The Westside-based brewery has in fact been operating at capacity ever since March. “The expansion will give us a lot more finished product that we’ll be able to put in cans,” says Santamaria. “We’ve decided to can our Mole Porter, and we’ll want another beer in cans for the summer months. The problem of being at 100 percent capacity is that you’re just always working, and more tank space will free us up for a bit more experimentation. You’ll probably see those experimental beers released primarily through the taproom.”
Inspiration for that new taproom is still being considered. To accommodate significantly larger crowds, the tasting room will be removed from the brewhouse where it’s currently found in a very modest fashion. That current taproom will shut down in January to focus on construction of the new space, which is angling for a Spring 2016 re-opening.
Second Self’s presence in the market has been impressive, measuring up well alongside peers such as Orpheus and Eventide Brewing, with a philosophy that has fallen somewhere in between.
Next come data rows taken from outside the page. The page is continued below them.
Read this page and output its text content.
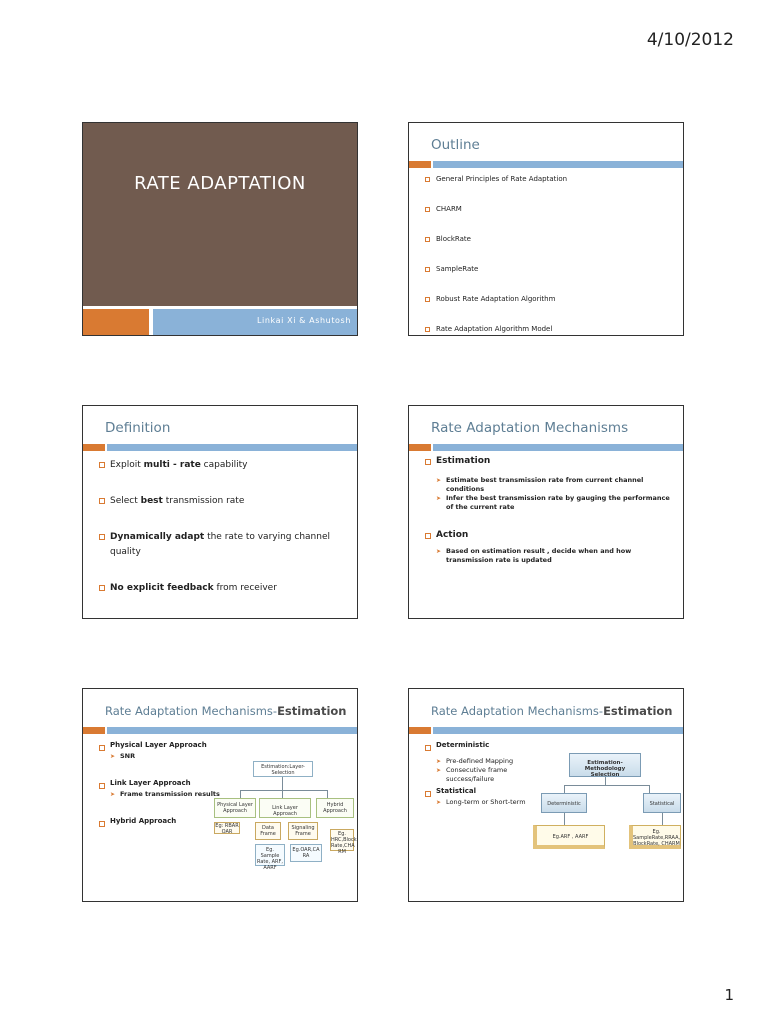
4/10/2012
RATE ADAPTATION
Linkai Xi & Ashutosh
Outline
General Principles of Rate Adaptation
CHARM
BlockRate
SampleRate
Robust Rate Adaptation Algorithm
Rate Adaptation Algorithm Model
Definition
Exploit multi - rate capability
Select best transmission rate
Dynamically adapt the rate to varying channel quality
No explicit feedback from receiver
Rate Adaptation Mechanisms
Estimation
➤ Estimate best transmission rate from current channel conditions
➤ Infer the best transmission rate by gauging the performance of the current rate
Action
➤ Based on estimation result , decide when and how transmission rate is updated
Rate Adaptation Mechanisms-Estimation
Physical Layer Approach
➤ SNR
Link Layer Approach
➤ Frame transmission results
Hybrid Approach
Estimation:Layer-Selection
Physical Layer Approach	Link Layer Approach
Hybrid Approach
Eg: RBAR OAR
Data Frame
Signaling Frame	Eg. HRC,Block Rate,CHA RM
Eg. Sample Rate, ARF, AARF
Eg.OAR,CA RA
Rate Adaptation Mechanisms-Estimation
Deterministic
➤ Pre-defined Mapping
➤ Consecutive frame success/failure
Statistical
➤ Long-term or Short-term
Estimation-Methodology Selection
Deterministic	Statistical
Eg.ARF , AARF
Eg. SampleRate,RRAA, BlockRate, CHARM
1
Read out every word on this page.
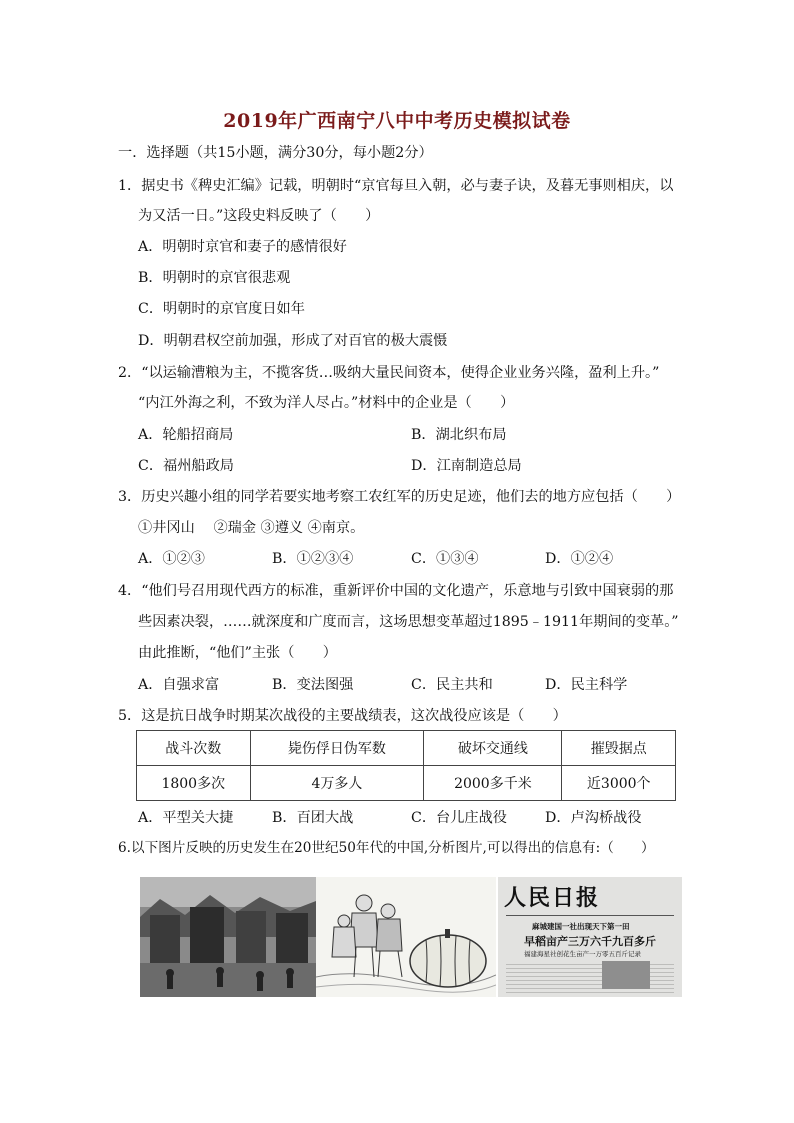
2019年广西南宁八中中考历史模拟试卷
一．选择题（共15小题，满分30分，每小题2分）
1．据史书《稗史汇编》记载，明朝时“京官每旦入朝，必与妻子诀，及暮无事则相庆，以
为又活一日。”这段史料反映了（　　）
A．明朝时京官和妻子的感情很好
B．明朝时的京官很悲观
C．明朝时的京官度日如年
D．明朝君权空前加强，形成了对百官的极大震慑
2．“以运输漕粮为主，不揽客货…吸纳大量民间资本，使得企业业务兴隆，盈利上升。”
“内江外海之利，不致为洋人尽占。”材料中的企业是（　　）
A．轮船招商局	B．湖北织布局
C．福州船政局	D．江南制造总局
3．历史兴趣小组的同学若要实地考察工农红军的历史足迹，他们去的地方应包括（　　）
①井冈山　 ②瑞金 ③遵义 ④南京。
A．①②③	B．①②③④	C．①③④	D．①②④
4．“他们号召用现代西方的标准，重新评价中国的文化遗产，乐意地与引致中国衰弱的那
些因素决裂，……就深度和广度而言，这场思想变革超过1895﹣1911年期间的变革。”
由此推断，“他们”主张（　　）
A．自强求富	B．变法图强	C．民主共和	D．民主科学
5．这是抗日战争时期某次战役的主要战绩表，这次战役应该是（　　）
战斗次数	毙伤俘日伪军数	破坏交通线	摧毁据点
1800多次	4万多人	2000多千米	近3000个
A．平型关大捷	B．百团大战	C．台儿庄战役	D．卢沟桥战役
6.以下图片反映的历史发生在20世纪50年代的中国,分析图片,可以得出的信息有:（　　）
人民日报
麻城建国一社出现天下第一田
早稻亩产三万六千九百多斤
福建海星社创花生亩产一万零五百斤记录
Prototypical beers from Second Self are notable for their subtle twists on classic styles, often achieved with the aid of fresh spices. Where a typical brewery might produce an IPA, Second Self produces a “hybrid red rye IPA.” Where others might make an American pale wheat, Second Self makes a Thai Wheat with lemongrass and ginger that has become the brewery’s unexpected best seller. Their beers are both familiar and slightly exotic.
“We thought Red Hop Rye would be our big seller, but when the weather got warm it was left in the dust by Thai Wheat,” co-founder Jason Santamaria says. “But it’s a beer that speaks toward what we’re trying to achieve. It’s a truly fresh-tasting ginger beer, even compared to other beers with ginger in them.”
Even with optimistic projections, though, Santamaria and the rest of the Second Self team hardly expected to end up with every tank full and production maxed out so quickly. They held steady at first, wondering if their orders were simply being boosted by the novelty of being a new brewery in town, but when those orders failed to slow down, it became clear the growth was genuine. Much of that beer is sold via draft accounts, with the remaining 40 percent of sales from cans of Red Hop Rye and Thai Wheat. That disparity toward draft accounts is one thing that will change when production is ramped up in 2016.
Of course, a new taproom and expanded production only scratches the surface of everything Santamaria has planned for the future of his company. When asked what he has on his wish list after a first year of brewery operation, there’s no shortage of items and plans already in motion.
“Our barrel-aging program will expand, and we’ll have a dedicated area for barrels in the brewery,” he says. “And one thing we wanted to do in year one but never had the room to was collaborations with both brewers in Georgia and [ones] across the country.”